In contrast, the Supreme Court of the United States decided that disgorgement constitutes a “penalty”. The U.S. Supreme Court held the following:

SEC disgorgement thus bears all the hallmarks of a penalty: It is imposed as a consequence of violating a public law and it is intended to deter, not to compensate. The 5-year statute of limitations in §2462 therefore applies when the SEC seeks disgorgement.

The Supreme Court confined its reasons to the limitation period on disgorgement, and explicitly refrained from giving an opinion on whether courts have authority to order disgorgement in SEC enforcement proceedings or whether courts have properly applied disgorgement principles in this context.

As a result of the Supreme Court’s decision, Kokesh does not face a US$34.9 million exposure. Rather, considering that $29.9 million resulted from violations outside the limitations period, Kokesh now faces a US$5 million disgorgement order.

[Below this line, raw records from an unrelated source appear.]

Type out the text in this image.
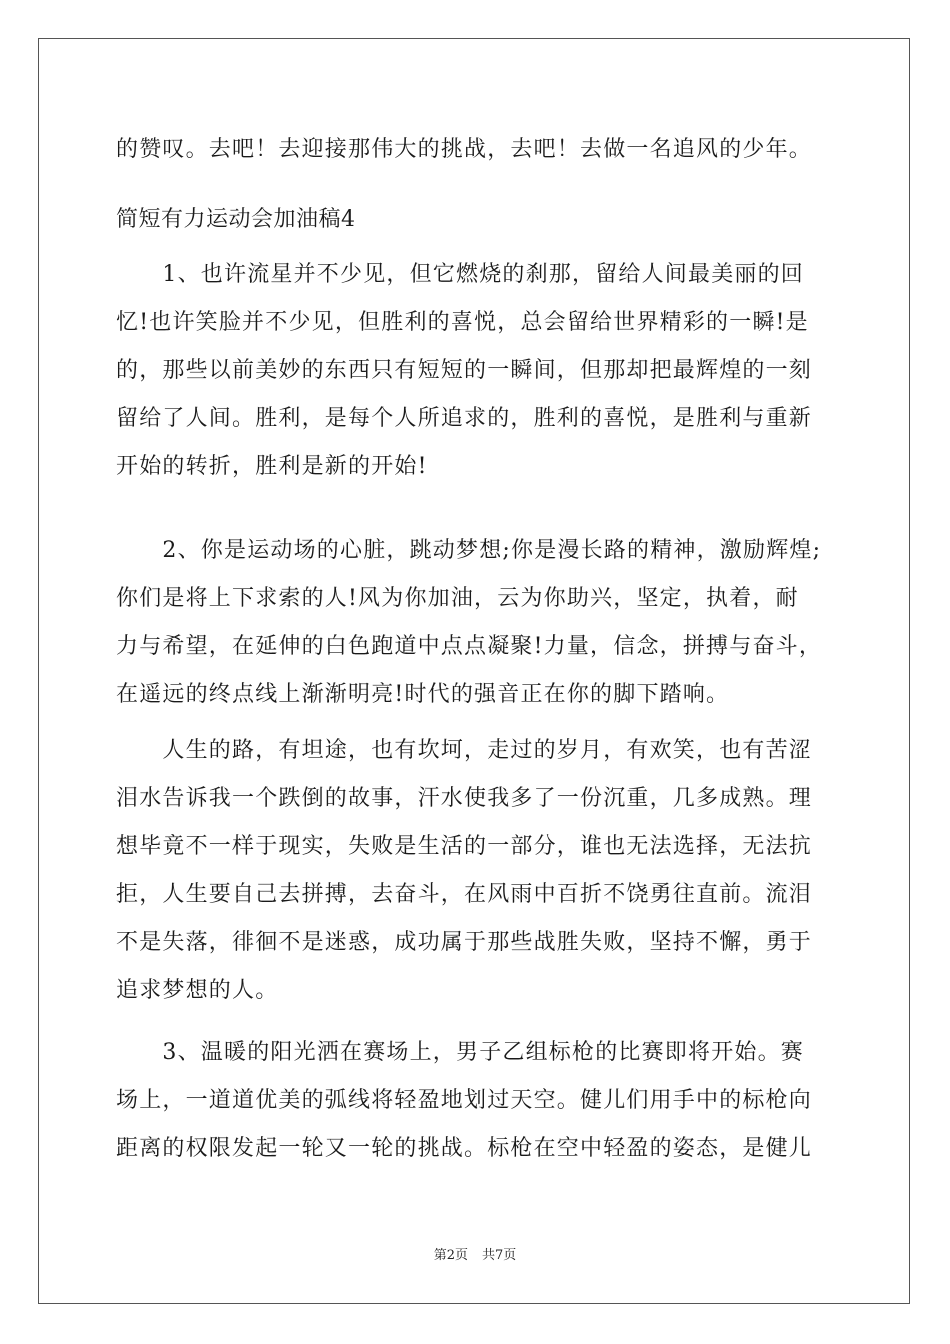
的赞叹。去吧！去迎接那伟大的挑战，去吧！去做一名追风的少年。
简短有力运动会加油稿4
　　1、也许流星并不少见，但它燃烧的刹那，留给人间最美丽的回
忆!也许笑脸并不少见，但胜利的喜悦，总会留给世界精彩的一瞬!是
的，那些以前美妙的东西只有短短的一瞬间，但那却把最辉煌的一刻
留给了人间。胜利，是每个人所追求的，胜利的喜悦，是胜利与重新
开始的转折，胜利是新的开始!
　　2、你是运动场的心脏，跳动梦想;你是漫长路的精神，激励辉煌;
你们是将上下求索的人!风为你加油，云为你助兴，坚定，执着，耐
力与希望，在延伸的白色跑道中点点凝聚!力量，信念，拼搏与奋斗，
在遥远的终点线上渐渐明亮!时代的强音正在你的脚下踏响。
　　人生的路，有坦途，也有坎坷，走过的岁月，有欢笑，也有苦涩
泪水告诉我一个跌倒的故事，汗水使我多了一份沉重，几多成熟。理
想毕竟不一样于现实，失败是生活的一部分，谁也无法选择，无法抗
拒，人生要自己去拼搏，去奋斗，在风雨中百折不饶勇往直前。流泪
不是失落，徘徊不是迷惑，成功属于那些战胜失败，坚持不懈，勇于
追求梦想的人。
　　3、温暖的阳光洒在赛场上，男子乙组标枪的比赛即将开始。赛
场上，一道道优美的弧线将轻盈地划过天空。健儿们用手中的标枪向
距离的权限发起一轮又一轮的挑战。标枪在空中轻盈的姿态，是健儿
第2页 共7页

Implications for Canadian market participants

U.S. courts have ordered disgorgement in SEC enforcement proceedings since the 1970’s. In 1990, the U.S. Congress authorized the SEC to seek monetary civil penalties, and in 2013, the U.S. Supreme Court held that the 5-year statute of limitations applies when the SEC seeks statutory monetary penalties (Gabelli v. SEC, 568 U.S. 442, 454 (2013)).

Unlike the United States, there is statutory provision in Ontario for limitation periods on disgorgement claims. A 6-year limitation period applies to certain proceedings under the Ontario Securities Act (the “OSA”) such as those involving monetary sanctions and disgorgement (see section 129.1 of the OSA).  

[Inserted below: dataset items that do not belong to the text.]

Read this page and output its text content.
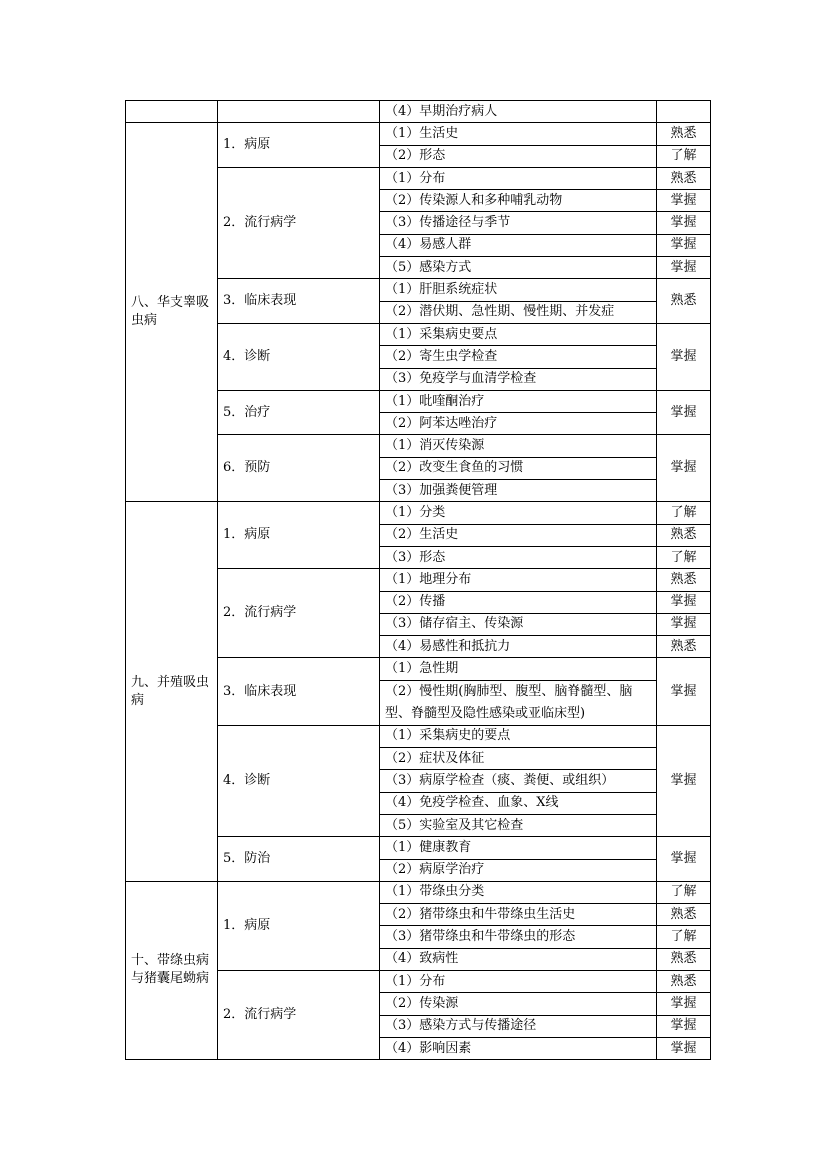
		（4）早期治疗病人	
八、华支睾吸虫病	1．病原	（1）生活史	熟悉
		（2）形态	了解
	2．流行病学	（1）分布	熟悉
		（2）传染源人和多种哺乳动物	掌握
		（3）传播途径与季节	掌握
		（4）易感人群	掌握
		（5）感染方式	掌握
	3．临床表现	（1）肝胆系统症状	熟悉
		（2）潜伏期、急性期、慢性期、并发症	
	4．诊断	（1）采集病史要点	掌握
		（2）寄生虫学检查	
		（3）免疫学与血清学检查	
	5．治疗	（1）吡喹酮治疗	掌握
		（2）阿苯达唑治疗	
	6．预防	（1）消灭传染源	掌握
		（2）改变生食鱼的习惯	
		（3）加强粪便管理	
九、并殖吸虫病	1．病原	（1）分类	了解
		（2）生活史	熟悉
		（3）形态	了解
	2．流行病学	（1）地理分布	熟悉
		（2）传播	掌握
		（3）储存宿主、传染源	掌握
		（4）易感性和抵抗力	熟悉
	3．临床表现	（1）急性期	掌握
		（2）慢性期(胸肺型、腹型、脑脊髓型、脑型、脊髓型及隐性感染或亚临床型)	
	4．诊断	（1）采集病史的要点	掌握
		（2）症状及体征	
		（3）病原学检查（痰、粪便、或组织）	
		（4）免疫学检查、血象、X线	
		（5）实验室及其它检查	
	5．防治	（1）健康教育	掌握
		（2）病原学治疗	
十、带绦虫病与猪囊尾蚴病	1．病原	（1）带绦虫分类	了解
		（2）猪带绦虫和牛带绦虫生活史	熟悉
		（3）猪带绦虫和牛带绦虫的形态	了解
		（4）致病性	熟悉
	2．流行病学	（1）分布	熟悉
		（2）传染源	掌握
		（3）感染方式与传播途径	掌握
		（4）影响因素	掌握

Historically, the OSC did not have the authority to order the payment of monetary sanctions, including disgorgement. Instead, the Commission relied on more prophylactic remedies within its public interest jurisdiction. In 2003, the OSA was amended to permit the Commission (as a tribunal) to order a respondent to pay an administrative penalty or disgorgement of monies directly earned by the conduct, where non-compliance with securities law is shown. Initially, these remedies were used sparingly by the Commission, since the primary focus of its remedial jurisdiction is to protect investors and the markets from harm, and not to punish. However, specific and general deterrence has always been a factor in regulators’ considerations, and the monetary sanction power has been recognized as an important tool to achieving that objective.

Although the U.S. Supreme Court decision signals a limit to the SEC’s powers of disgorgement and reduced financial exposure for current and prospective defendants in SEC proceedings, monetary sanctions imposed by securities regulators continue to be significant. In 2016, the SEC reported [PDF] approximately $2.809 billion ordered for disgorgement and monetary penalties of approximately $1.273 billion.

Notwithstanding this phenomenon, the recent U.S. Supreme Court decision may assist companies north of the border in securities proceedings as the U.S. Supreme Court has clearly held that disgorgement is considered a penalty and not independent of it. This opinion is in direct contrast to the seemingly traditional position of the OSC which aligns more with disgorgement as separate and in addition to other monetary sanctions such as administrative penalties. Considering the recent Supreme Court decision in the U.S., disgorgement as a penalty should be considered by securities regulators in determining an appropriate range for general and specific deterrence instead of as an additional monetary penalty.